Proteome Based Construction of the Lymphocyte Function-Associated Antigen 1 (LFA-1) Interactome in Human Dendritic Cells

被引:2
作者
Eich, Christina [1 ,4 ]
Lasonder, Edwin [2 ,5 ]
Cruz, Luis J. [3 ]
Reinieren-Beeren, Inge [1 ]
Cambi, Alessandra [1 ]
Figdor, Carl G. [1 ]
Buschow, Sonja I. [1 ,6 ]
机构
[1] Radboud Univ Nijmegen, Med Ctr, Radboud Inst Mol Life Sci, Dept Tumor Immunol, NL-6525 ED Nijmegen, Netherlands
[2] Radboud Univ Nijmegen, Med Ctr, CMBI, Radboud Inst Mol Life Sci, NL-6525 ED Nijmegen, Netherlands
[3] Leiden Univ, Med Ctr, Dept Radiol, Nanomed & Mol Imaging, Leiden, Netherlands
[4] Erasmus MC, Stem Cell Inst, Dept Cell Biol, Rotterdam, Netherlands
[5] Univ Plymouth, Sch Biomed & Healthcare Sci, Plymouth PL4 8AA, Devon, England
[6] Erasmus MC Univ Med Ctr, Dept Gastroenterol & Hepatol, Rotterdam, Netherlands
关键词
T-CELL; INTEGRIN; RECEPTOR; ADHESION; ACTIVATION; ORGANIZATION; MIGRATION; TALIN; RECRUITMENT; REGULATOR;
D O I
10.1371/journal.pone.0149637
中图分类号
O [数理科学和化学]; P [天文学、地球科学]; Q [生物科学]; N [自然科学总论];
学科分类号
07 ; 0710 ; 09 ;
摘要
The beta 2-integrin lymphocyte function-associated antigen 1 (LFA-1) plays an important role in the migration, adhesion and intercellular communication of dendritic cells (DCs).
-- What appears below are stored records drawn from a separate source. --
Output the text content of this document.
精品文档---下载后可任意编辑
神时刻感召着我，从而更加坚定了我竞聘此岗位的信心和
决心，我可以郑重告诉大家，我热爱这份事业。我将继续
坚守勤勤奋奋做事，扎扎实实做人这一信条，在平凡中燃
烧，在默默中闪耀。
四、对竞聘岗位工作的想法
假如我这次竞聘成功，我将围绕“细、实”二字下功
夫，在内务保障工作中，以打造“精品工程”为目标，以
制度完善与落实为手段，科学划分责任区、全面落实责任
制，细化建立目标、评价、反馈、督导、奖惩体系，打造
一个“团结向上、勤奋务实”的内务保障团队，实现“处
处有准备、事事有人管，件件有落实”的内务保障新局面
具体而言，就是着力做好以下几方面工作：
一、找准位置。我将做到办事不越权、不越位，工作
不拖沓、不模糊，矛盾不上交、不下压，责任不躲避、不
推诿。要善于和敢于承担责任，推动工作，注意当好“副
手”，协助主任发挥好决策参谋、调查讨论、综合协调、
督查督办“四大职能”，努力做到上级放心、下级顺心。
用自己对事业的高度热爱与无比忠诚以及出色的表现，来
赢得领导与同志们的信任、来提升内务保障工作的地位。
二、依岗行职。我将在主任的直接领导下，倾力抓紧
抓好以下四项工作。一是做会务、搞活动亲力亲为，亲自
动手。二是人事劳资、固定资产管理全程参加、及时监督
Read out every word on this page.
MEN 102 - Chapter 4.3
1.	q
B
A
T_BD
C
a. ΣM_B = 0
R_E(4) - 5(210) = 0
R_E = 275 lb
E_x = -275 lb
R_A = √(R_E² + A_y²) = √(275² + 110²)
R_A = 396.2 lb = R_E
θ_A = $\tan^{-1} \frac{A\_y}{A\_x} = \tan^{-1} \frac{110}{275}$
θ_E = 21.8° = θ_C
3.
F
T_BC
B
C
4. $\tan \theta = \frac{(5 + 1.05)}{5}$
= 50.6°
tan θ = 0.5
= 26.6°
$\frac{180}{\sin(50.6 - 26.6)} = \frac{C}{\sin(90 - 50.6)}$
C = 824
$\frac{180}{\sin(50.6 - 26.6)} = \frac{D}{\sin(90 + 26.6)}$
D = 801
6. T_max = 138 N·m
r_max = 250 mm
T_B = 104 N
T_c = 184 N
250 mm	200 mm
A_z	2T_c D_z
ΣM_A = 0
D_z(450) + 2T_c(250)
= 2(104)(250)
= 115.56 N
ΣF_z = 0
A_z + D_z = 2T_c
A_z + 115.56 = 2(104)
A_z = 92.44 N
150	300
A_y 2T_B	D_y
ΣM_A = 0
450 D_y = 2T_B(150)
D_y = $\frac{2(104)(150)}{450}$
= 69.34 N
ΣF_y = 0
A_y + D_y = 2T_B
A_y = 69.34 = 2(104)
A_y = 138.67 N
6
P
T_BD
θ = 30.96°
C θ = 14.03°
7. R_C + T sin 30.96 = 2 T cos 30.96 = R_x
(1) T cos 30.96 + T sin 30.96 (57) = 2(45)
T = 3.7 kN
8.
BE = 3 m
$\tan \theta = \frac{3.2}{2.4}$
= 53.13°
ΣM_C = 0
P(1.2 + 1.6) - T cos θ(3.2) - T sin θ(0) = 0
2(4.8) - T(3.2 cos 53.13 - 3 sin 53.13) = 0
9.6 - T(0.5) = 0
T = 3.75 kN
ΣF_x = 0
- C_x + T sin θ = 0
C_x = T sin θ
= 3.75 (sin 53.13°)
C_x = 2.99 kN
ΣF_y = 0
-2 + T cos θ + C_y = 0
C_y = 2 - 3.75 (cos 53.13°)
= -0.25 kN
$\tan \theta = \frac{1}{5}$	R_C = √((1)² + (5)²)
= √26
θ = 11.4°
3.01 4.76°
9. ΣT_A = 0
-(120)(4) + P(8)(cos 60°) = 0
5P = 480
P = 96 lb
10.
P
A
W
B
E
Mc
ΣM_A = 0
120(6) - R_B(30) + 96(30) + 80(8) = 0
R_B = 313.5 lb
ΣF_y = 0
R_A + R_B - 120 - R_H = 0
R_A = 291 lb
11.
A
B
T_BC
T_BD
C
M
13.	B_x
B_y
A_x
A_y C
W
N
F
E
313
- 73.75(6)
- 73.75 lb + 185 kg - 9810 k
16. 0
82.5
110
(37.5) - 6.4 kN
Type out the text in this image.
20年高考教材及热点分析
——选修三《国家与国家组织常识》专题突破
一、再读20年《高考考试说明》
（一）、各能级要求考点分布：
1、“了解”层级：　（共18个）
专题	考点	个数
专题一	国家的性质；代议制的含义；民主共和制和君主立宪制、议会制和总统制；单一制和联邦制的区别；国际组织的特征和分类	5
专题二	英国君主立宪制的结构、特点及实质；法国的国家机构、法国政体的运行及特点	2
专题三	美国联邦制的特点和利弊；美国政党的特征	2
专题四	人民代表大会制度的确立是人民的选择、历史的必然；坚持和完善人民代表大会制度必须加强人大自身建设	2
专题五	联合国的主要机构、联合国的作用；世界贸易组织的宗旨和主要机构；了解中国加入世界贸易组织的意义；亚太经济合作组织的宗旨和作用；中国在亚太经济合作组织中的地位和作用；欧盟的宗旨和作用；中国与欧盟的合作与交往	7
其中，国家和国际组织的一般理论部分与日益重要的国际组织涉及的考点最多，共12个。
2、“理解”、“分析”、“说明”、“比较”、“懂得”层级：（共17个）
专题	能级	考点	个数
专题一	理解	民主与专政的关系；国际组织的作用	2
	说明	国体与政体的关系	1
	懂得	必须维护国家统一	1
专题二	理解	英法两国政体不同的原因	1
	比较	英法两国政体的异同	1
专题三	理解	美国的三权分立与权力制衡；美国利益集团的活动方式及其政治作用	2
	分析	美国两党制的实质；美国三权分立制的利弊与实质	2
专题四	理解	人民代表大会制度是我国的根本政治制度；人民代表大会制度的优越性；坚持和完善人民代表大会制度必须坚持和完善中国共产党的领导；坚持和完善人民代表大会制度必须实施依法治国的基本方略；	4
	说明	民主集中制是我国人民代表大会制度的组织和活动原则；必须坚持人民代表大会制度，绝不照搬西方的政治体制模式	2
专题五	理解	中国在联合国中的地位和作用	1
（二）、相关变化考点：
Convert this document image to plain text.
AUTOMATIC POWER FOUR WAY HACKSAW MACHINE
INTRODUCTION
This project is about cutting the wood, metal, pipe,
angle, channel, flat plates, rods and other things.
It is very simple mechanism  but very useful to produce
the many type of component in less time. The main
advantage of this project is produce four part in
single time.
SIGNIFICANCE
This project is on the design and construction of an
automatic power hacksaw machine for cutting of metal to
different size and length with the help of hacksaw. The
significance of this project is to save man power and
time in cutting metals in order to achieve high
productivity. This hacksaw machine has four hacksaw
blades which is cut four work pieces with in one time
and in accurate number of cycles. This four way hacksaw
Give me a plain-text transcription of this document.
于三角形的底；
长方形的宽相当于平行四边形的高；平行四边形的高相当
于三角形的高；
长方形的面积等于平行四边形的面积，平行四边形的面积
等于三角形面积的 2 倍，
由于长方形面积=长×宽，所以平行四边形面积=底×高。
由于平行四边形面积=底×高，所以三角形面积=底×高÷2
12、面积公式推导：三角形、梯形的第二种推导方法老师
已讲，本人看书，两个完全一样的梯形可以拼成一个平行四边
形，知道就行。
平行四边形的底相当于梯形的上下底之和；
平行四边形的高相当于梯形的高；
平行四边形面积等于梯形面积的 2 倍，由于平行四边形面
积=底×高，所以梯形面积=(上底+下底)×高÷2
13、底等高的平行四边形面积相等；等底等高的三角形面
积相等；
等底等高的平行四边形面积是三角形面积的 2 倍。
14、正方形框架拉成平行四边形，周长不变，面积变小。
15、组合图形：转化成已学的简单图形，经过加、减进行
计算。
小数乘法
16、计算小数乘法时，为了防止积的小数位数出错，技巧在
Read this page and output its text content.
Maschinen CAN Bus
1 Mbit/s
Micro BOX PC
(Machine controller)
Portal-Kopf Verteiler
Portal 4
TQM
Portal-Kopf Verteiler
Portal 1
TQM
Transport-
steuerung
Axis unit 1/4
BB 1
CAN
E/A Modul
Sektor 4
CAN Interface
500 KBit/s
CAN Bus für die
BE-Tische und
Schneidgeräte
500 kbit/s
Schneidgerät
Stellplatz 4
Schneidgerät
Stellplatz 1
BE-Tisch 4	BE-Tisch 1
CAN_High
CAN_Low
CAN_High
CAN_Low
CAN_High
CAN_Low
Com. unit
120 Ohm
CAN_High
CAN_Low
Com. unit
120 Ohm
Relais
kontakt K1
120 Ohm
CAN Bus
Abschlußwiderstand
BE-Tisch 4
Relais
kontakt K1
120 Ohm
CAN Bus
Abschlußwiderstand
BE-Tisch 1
During the differentiation of human DCs from monocyte precursors, LFA-1 ligand binding capacity is completely lost, even though its expression levels were remained constant. Yet LFA-1-mediated adhesive capacity on DCs can be regained by exposing DCs to the chemokine CCL21, suggesting a high degree of regulation of LFA-1 activity during the course of DC differentiation. The molecular mechanisms underlying this regulation of LFA-1 function in DCs, however, remain elusive. To get more insight we attempted to identify specific LFA-1 binding partners that may play a role in regulating LFA-1 activity in DCs. We used highly sensitive label free quantitative mass-spectrometry to identify proteins co-immunoprecipitated (co-IP) with LFA-1 from ex vivo generated DCs. Among the potential binding partners we identified not only established components of integrin signalling pathways and cytoskeletal proteins, but also several novel LFA-1 binding partners including CD13, galectin-3, thrombospondin-1 and CD44. Further comparison to the LFA-1 interaction partners in monocytes indicated that DC differentiation was accompanied by an overall increase in LFA-1 associated proteins, in particular cytoskeletal, signalling and plasma membrane (PM) proteins. The here presented LFA-1 interactome composed of 78 proteins thus represents a valuable resource of potential regulators of LFA-1 function during the DC lifecycle.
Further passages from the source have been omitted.